NO DECISION on charges over payments to trauma training group.

- ANDY DAVIS

Despite what a state auditor told lawmakers on Thursday, Pulaski County Prosecutin­g Attorney Larry Jegley said he has not made a final decision on whether to file charges in connection with payments from the state to an organizati­on that provided training for health care workers.

Arkansas Legislativ­e Audit found last year that the Health Department overpaid the Arkansas Trauma Education and Research Foundation $655,886 from February 2012 to June 2015 to provide training for health care workers.

In a phone interview Thursday evening, Jegley said he spoke with a state auditor earlier in the day about the audit and the results of an Arkansas State Police investigat­ion that Jegley requested after receiving the audit last year.

“I didn’t tell her we’d made any final decision or anything else,” Jegley said. “I just wanted to make sure that I wasn’t missing anything.”

He said he would likely make a final decision in the next two weeks.

On Thursday afternoon, Deputy Legislativ­e Auditor Jon Moore gave the Legislativ­e Joint Auditing Committee’s Standing Committee on State Agencies a different account of Jegley’s communicat­ion with Arkansas Legislativ­e Audit.

“He told us that he did not find any criminal intent,” Moore told the committee.

The audit found that the Health Department reimbursed the foundation for the estimated cost of training conference­s, but the foundation did not reimburse the state when the actual cost fell below the estimated amount.

The audit also found that the foundation sold a life-size training dummy for $45,000 that it had bought with funds from the department, even though it should have been considered department property.

Mike Sutherland, former chairman of the foundation board, told the audit that the foundation’s contract with the department “clearly in hindsight” called for the foundation to get the Health Department’s approval before selling the dummy.

“This was a misunderst­anding on our part,” Sutherland said Thursday.

At the request of Rep.
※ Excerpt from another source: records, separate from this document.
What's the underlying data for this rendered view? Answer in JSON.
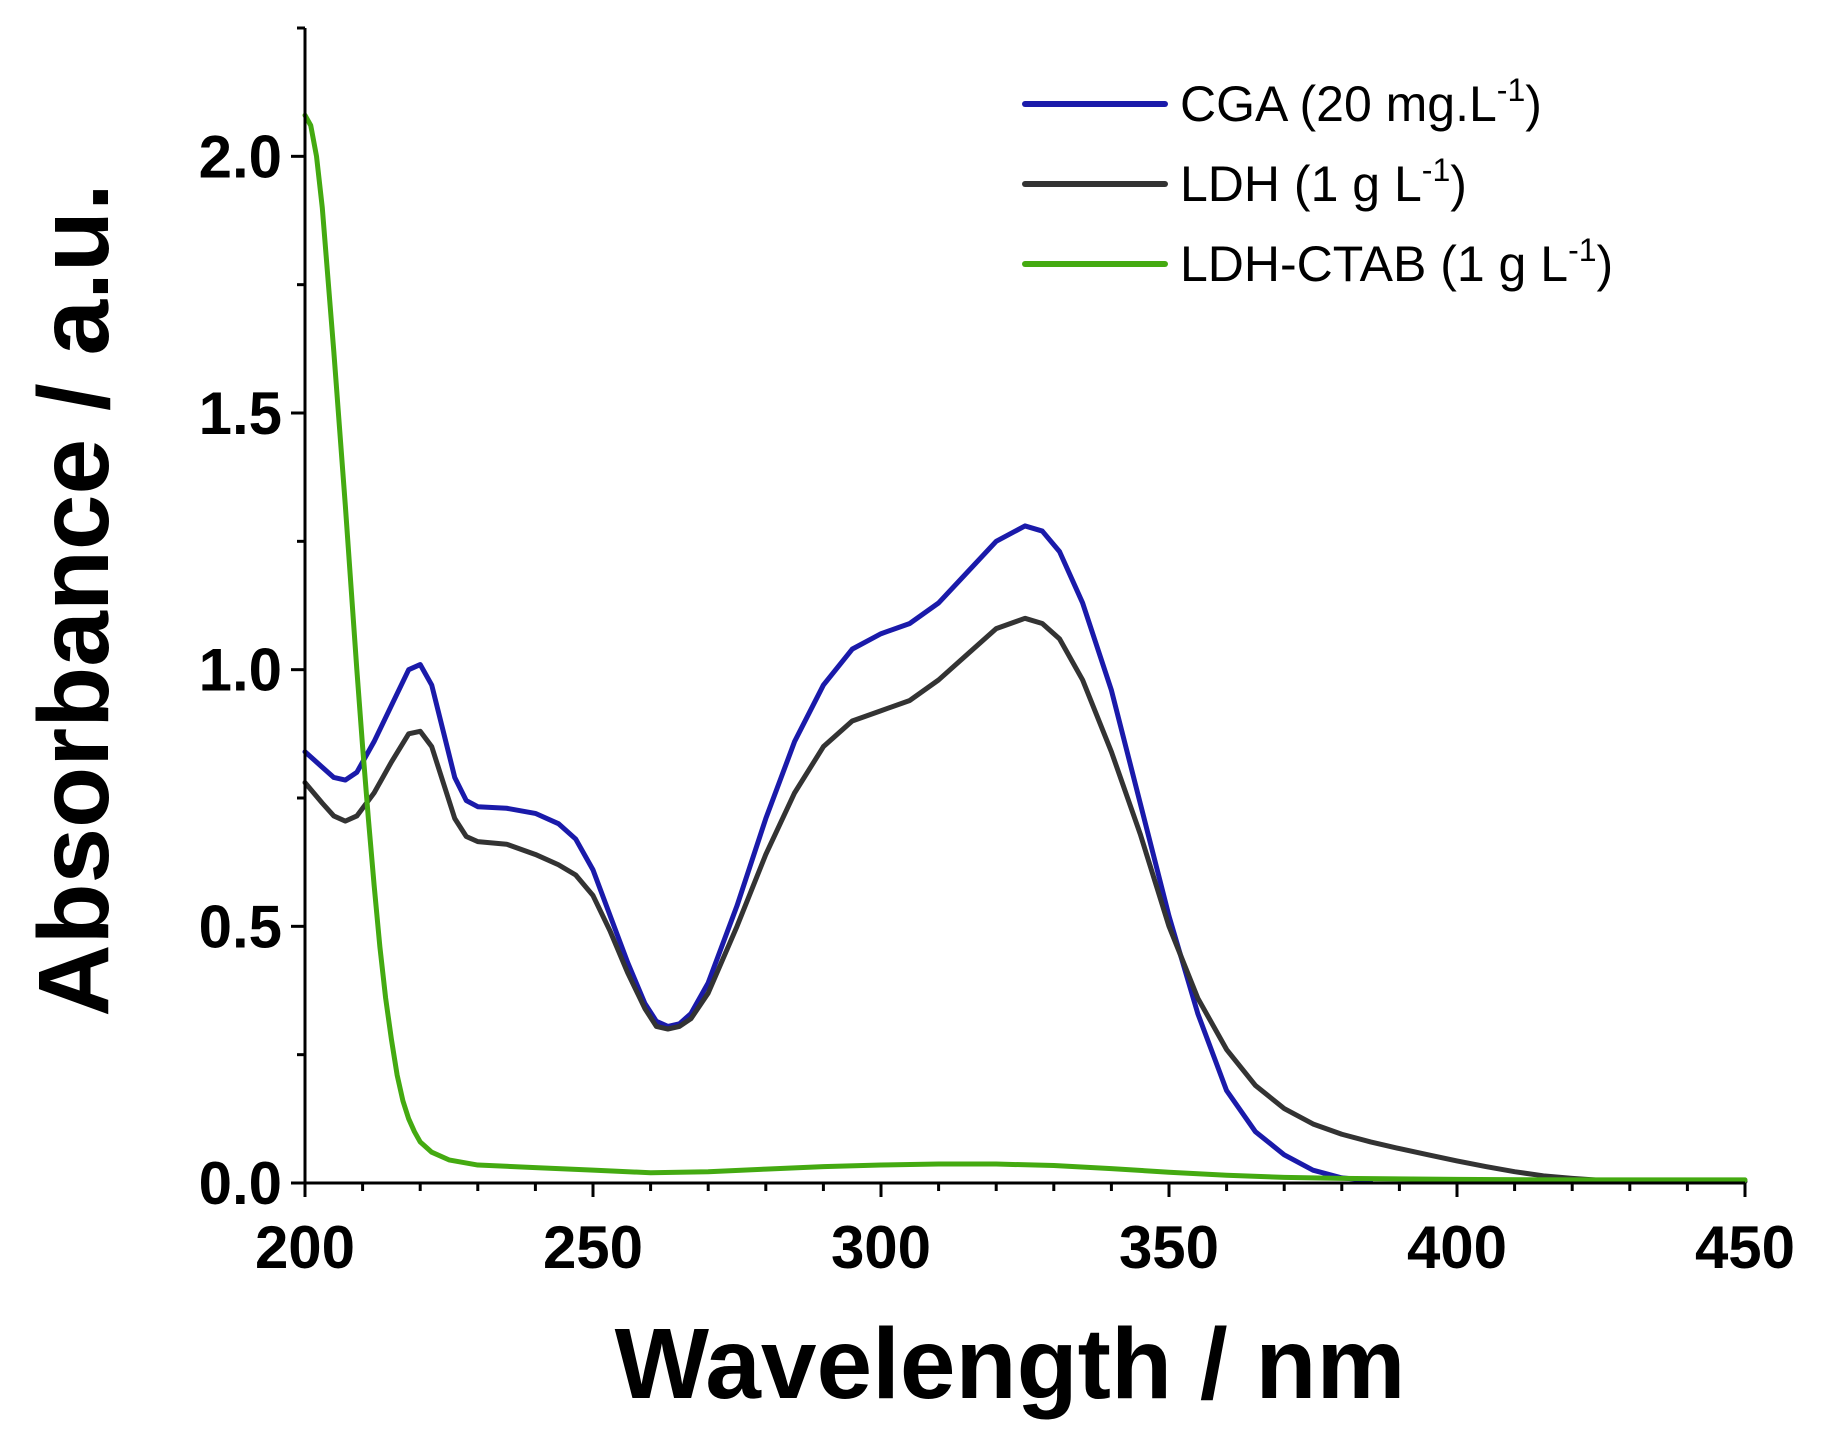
{
  "chart_data": {
    "type": "line",
    "title": "",
    "xlabel": "Wavelength / nm",
    "ylabel": "Absorbance / a.u.",
    "xlim": [
      200,
      450
    ],
    "ylim": [
      0,
      2.25
    ],
    "x_ticks": [
      200,
      250,
      300,
      350,
      400,
      450
    ],
    "x_tick_labels": [
      "200",
      "250",
      "300",
      "350",
      "400",
      "450"
    ],
    "y_ticks": [
      0.0,
      0.5,
      1.0,
      1.5,
      2.0
    ],
    "y_tick_labels": [
      "0.0",
      "0.5",
      "1.0",
      "1.5",
      "2.0"
    ],
    "x_minor_step": 10,
    "y_minor_step": 0.25,
    "grid": false,
    "legend_position": "top-right",
    "series": [
      {
        "name": "CGA",
        "legend_prefix": "CGA (20 mg.L",
        "legend_sup": "-1",
        "legend_suffix": ")",
        "color": "#1a1aaa",
        "points": [
          [
            200,
            0.84
          ],
          [
            203,
            0.81
          ],
          [
            205,
            0.79
          ],
          [
            207,
            0.785
          ],
          [
            209,
            0.8
          ],
          [
            212,
            0.86
          ],
          [
            215,
            0.93
          ],
          [
            218,
            1.0
          ],
          [
            220,
            1.01
          ],
          [
            222,
            0.97
          ],
          [
            224,
            0.88
          ],
          [
            226,
            0.79
          ],
          [
            228,
            0.745
          ],
          [
            230,
            0.733
          ],
          [
            235,
            0.73
          ],
          [
            240,
            0.72
          ],
          [
            244,
            0.7
          ],
          [
            247,
            0.67
          ],
          [
            250,
            0.61
          ],
          [
            253,
            0.52
          ],
          [
            256,
            0.43
          ],
          [
            259,
            0.35
          ],
          [
            261,
            0.315
          ],
          [
            263,
            0.305
          ],
          [
            265,
            0.31
          ],
          [
            267,
            0.33
          ],
          [
            270,
            0.39
          ],
          [
            275,
            0.54
          ],
          [
            280,
            0.71
          ],
          [
            285,
            0.86
          ],
          [
            290,
            0.97
          ],
          [
            295,
            1.04
          ],
          [
            300,
            1.07
          ],
          [
            305,
            1.09
          ],
          [
            310,
            1.13
          ],
          [
            315,
            1.19
          ],
          [
            320,
            1.25
          ],
          [
            325,
            1.28
          ],
          [
            328,
            1.27
          ],
          [
            331,
            1.23
          ],
          [
            335,
            1.13
          ],
          [
            340,
            0.96
          ],
          [
            345,
            0.74
          ],
          [
            350,
            0.52
          ],
          [
            355,
            0.33
          ],
          [
            360,
            0.18
          ],
          [
            365,
            0.1
          ],
          [
            370,
            0.055
          ],
          [
            375,
            0.025
          ],
          [
            380,
            0.01
          ],
          [
            385,
            0.005
          ]
        ]
      },
      {
        "name": "LDH",
        "legend_prefix": "LDH (1 g L",
        "legend_sup": "-1",
        "legend_suffix": ")",
        "color": "#333333",
        "points": [
          [
            200,
            0.78
          ],
          [
            203,
            0.74
          ],
          [
            205,
            0.715
          ],
          [
            207,
            0.705
          ],
          [
            209,
            0.715
          ],
          [
            212,
            0.76
          ],
          [
            215,
            0.82
          ],
          [
            218,
            0.875
          ],
          [
            220,
            0.88
          ],
          [
            222,
            0.85
          ],
          [
            224,
            0.78
          ],
          [
            226,
            0.71
          ],
          [
            228,
            0.675
          ],
          [
            230,
            0.665
          ],
          [
            235,
            0.66
          ],
          [
            240,
            0.64
          ],
          [
            244,
            0.62
          ],
          [
            247,
            0.6
          ],
          [
            250,
            0.56
          ],
          [
            253,
            0.49
          ],
          [
            256,
            0.41
          ],
          [
            259,
            0.34
          ],
          [
            261,
            0.305
          ],
          [
            263,
            0.3
          ],
          [
            265,
            0.305
          ],
          [
            267,
            0.32
          ],
          [
            270,
            0.37
          ],
          [
            275,
            0.5
          ],
          [
            280,
            0.64
          ],
          [
            285,
            0.76
          ],
          [
            290,
            0.85
          ],
          [
            295,
            0.9
          ],
          [
            300,
            0.92
          ],
          [
            305,
            0.94
          ],
          [
            310,
            0.98
          ],
          [
            315,
            1.03
          ],
          [
            320,
            1.08
          ],
          [
            325,
            1.1
          ],
          [
            328,
            1.09
          ],
          [
            331,
            1.06
          ],
          [
            335,
            0.98
          ],
          [
            340,
            0.84
          ],
          [
            345,
            0.68
          ],
          [
            350,
            0.5
          ],
          [
            355,
            0.36
          ],
          [
            360,
            0.26
          ],
          [
            365,
            0.19
          ],
          [
            370,
            0.145
          ],
          [
            375,
            0.115
          ],
          [
            380,
            0.095
          ],
          [
            385,
            0.08
          ],
          [
            390,
            0.067
          ],
          [
            395,
            0.055
          ],
          [
            400,
            0.043
          ],
          [
            405,
            0.032
          ],
          [
            410,
            0.022
          ],
          [
            415,
            0.014
          ],
          [
            420,
            0.009
          ],
          [
            425,
            0.005
          ],
          [
            430,
            0.004
          ],
          [
            440,
            0.003
          ],
          [
            450,
            0.003
          ]
        ]
      },
      {
        "name": "LDH-CTAB",
        "legend_prefix": "LDH-CTAB (1 g L",
        "legend_sup": "-1",
        "legend_suffix": ")",
        "color": "#44aa11",
        "points": [
          [
            200,
            2.08
          ],
          [
            201,
            2.06
          ],
          [
            202,
            2.0
          ],
          [
            203,
            1.9
          ],
          [
            204,
            1.76
          ],
          [
            205,
            1.62
          ],
          [
            206,
            1.47
          ],
          [
            207,
            1.32
          ],
          [
            208,
            1.16
          ],
          [
            209,
            1.0
          ],
          [
            210,
            0.85
          ],
          [
            211,
            0.71
          ],
          [
            212,
            0.58
          ],
          [
            213,
            0.46
          ],
          [
            214,
            0.36
          ],
          [
            215,
            0.28
          ],
          [
            216,
            0.21
          ],
          [
            217,
            0.16
          ],
          [
            218,
            0.125
          ],
          [
            219,
            0.1
          ],
          [
            220,
            0.08
          ],
          [
            222,
            0.06
          ],
          [
            225,
            0.045
          ],
          [
            230,
            0.035
          ],
          [
            240,
            0.03
          ],
          [
            250,
            0.025
          ],
          [
            260,
            0.02
          ],
          [
            270,
            0.022
          ],
          [
            280,
            0.027
          ],
          [
            290,
            0.032
          ],
          [
            300,
            0.035
          ],
          [
            310,
            0.037
          ],
          [
            320,
            0.037
          ],
          [
            330,
            0.034
          ],
          [
            340,
            0.028
          ],
          [
            350,
            0.021
          ],
          [
            360,
            0.015
          ],
          [
            370,
            0.011
          ],
          [
            380,
            0.009
          ],
          [
            400,
            0.007
          ],
          [
            420,
            0.006
          ],
          [
            450,
            0.006
          ]
        ]
      }
    ]
  }
}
Mary Bentley, R-Perryville, the committee voted to discuss the audit again after reviewing Jegley’s correspond­ence with auditors and a report by the Arkansas State Police.

“It’s just tragic to me, on the part of Arkansas taxpayers, that that much money’s been disappeare­d and nothing’s going to take place on that,” Bentley said.

The foundation bought the dummy, which simulates a patient’s vital signs and responses to treatment, for $74,350 in the fiscal year that ended June 30, 2012, according to the audit.

The dummy had been a required piece of equipment for a training course, Sutherland said.

“As the course evolved, and the requiremen­ts changed for that course, it no longer became necessary” to use the dummy, he said.

At about 5 feet, 8 inches tall and 90 pounds, the model is “fairly cumbersome to move around.”

“Most places around the country stopped using it long before the requiremen­t ended,” Sutherland said.

The foundation sold the dummy to a university in Texas. The proceeds were spent putting on other courses in Arkansas, Sutherland said.

The foundation ceased operations last year.